Duplessy, Jean-Claude
(Ed.)
Previous research has shown that the equatorial upper tropospheric circulation signal associated with the Madden Julian Oscillation (MJO) over the Indian Ocean behaves like a Kelvin wave, with the eastward-propagation of the associated zonal wind anomaly caused by acceleration by the geopotential gradient force in quadrature with the wind anomaly, with the resultant signal amplified or decayed as the MJO wind advects background zonal wind in regions of background confluent or diffluent flow, with its phase speed adjusted by Doppler shifting by background zonal wind. This paper assesses these previously diagnosed mechanisms in the GEFS V12 forecast model, showing that similar mechanisms occur with the model MJO, but weaker and less organized. Results suggest that, relative to the validation data, the model stalls the MJO upper tropospheric zonal wind anomaly during diffluent background conditions near the Maritime Continent and weakens its amplitude more rapidly than validation data. The stalled propagation leads the model MJO to persist the signals of advection of and by the background wind, but at a reduced rate as the scale of the model MJO wind anomaly diminishes.
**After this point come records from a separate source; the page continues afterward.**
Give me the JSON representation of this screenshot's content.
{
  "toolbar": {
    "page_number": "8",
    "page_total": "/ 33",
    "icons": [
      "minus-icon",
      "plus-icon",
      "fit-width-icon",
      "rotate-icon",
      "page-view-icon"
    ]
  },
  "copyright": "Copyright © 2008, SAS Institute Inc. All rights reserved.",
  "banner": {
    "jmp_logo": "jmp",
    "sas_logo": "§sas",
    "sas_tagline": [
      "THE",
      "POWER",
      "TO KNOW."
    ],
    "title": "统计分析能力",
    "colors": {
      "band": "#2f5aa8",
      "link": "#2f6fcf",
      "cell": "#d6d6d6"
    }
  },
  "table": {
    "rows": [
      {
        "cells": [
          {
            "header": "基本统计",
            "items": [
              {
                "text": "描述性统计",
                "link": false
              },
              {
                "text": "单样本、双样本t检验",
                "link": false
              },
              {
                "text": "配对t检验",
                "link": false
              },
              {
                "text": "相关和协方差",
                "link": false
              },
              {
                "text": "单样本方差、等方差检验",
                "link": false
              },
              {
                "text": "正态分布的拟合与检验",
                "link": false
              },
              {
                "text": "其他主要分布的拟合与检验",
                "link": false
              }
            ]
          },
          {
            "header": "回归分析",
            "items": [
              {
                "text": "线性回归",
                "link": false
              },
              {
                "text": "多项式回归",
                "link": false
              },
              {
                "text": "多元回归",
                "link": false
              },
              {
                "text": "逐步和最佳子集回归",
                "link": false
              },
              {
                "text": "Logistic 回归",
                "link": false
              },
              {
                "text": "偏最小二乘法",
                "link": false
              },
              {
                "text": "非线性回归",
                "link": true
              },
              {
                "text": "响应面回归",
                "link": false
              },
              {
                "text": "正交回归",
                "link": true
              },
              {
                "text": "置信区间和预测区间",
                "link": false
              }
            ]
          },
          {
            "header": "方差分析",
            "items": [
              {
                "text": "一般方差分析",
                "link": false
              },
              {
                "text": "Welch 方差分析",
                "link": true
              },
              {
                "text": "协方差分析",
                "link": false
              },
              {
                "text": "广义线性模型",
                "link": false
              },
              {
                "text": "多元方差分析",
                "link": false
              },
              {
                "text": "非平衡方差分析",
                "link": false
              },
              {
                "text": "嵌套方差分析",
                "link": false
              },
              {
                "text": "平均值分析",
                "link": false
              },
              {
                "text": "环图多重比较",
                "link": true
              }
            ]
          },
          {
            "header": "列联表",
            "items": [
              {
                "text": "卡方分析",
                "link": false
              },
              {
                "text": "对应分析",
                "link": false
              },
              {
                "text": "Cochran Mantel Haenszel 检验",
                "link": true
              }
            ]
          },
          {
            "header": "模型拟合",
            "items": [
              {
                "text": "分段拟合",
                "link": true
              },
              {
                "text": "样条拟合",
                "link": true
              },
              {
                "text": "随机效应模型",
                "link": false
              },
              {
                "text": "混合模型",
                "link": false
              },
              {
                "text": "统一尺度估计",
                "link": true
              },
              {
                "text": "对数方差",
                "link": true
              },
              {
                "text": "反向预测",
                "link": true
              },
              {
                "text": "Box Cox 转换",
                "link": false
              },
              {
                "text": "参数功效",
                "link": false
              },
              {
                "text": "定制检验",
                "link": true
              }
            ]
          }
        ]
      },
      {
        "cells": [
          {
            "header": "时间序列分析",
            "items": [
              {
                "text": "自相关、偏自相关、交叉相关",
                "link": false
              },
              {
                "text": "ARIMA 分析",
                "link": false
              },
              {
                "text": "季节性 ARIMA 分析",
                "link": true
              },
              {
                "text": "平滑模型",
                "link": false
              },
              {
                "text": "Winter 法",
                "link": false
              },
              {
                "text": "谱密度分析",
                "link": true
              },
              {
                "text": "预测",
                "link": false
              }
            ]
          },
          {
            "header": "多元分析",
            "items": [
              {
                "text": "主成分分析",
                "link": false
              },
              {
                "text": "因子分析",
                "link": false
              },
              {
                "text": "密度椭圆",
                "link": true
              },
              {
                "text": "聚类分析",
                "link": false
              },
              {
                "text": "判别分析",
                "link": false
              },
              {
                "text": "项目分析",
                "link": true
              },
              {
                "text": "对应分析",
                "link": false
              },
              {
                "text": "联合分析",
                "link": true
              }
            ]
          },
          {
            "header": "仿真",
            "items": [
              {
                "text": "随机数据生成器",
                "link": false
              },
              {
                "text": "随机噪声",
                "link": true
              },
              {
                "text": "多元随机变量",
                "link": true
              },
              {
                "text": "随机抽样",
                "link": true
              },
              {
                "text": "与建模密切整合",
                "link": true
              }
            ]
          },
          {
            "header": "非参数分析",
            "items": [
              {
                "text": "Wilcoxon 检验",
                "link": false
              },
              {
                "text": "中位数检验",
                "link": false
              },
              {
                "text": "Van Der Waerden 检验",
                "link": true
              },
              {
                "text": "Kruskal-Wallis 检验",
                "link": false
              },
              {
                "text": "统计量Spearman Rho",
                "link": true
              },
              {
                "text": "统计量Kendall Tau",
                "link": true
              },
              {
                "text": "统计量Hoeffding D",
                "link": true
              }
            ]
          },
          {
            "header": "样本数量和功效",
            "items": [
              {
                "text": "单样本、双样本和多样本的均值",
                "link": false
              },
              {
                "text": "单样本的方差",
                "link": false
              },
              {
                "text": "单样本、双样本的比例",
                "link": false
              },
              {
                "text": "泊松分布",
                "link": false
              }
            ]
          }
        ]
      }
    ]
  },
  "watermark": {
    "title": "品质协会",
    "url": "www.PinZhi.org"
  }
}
Results show that beyond the stronger Doppler effect in the model, stalling the model MJO results from filling of the relative geopotential trough collocated with the MJO easterly wind anomaly, leading to breakdown of the geopotential gradient force term that is responsible for propagation of the wind anomaly. Thus, when the Maritime Continent region experiences zonally diffluent flow, the reason for the stronger Maritime Continent barrier effect in the model is that the model does not persist the Kelvin wave propagation mechanism that continues the eastward movement of the easterly wind anomaly in observations.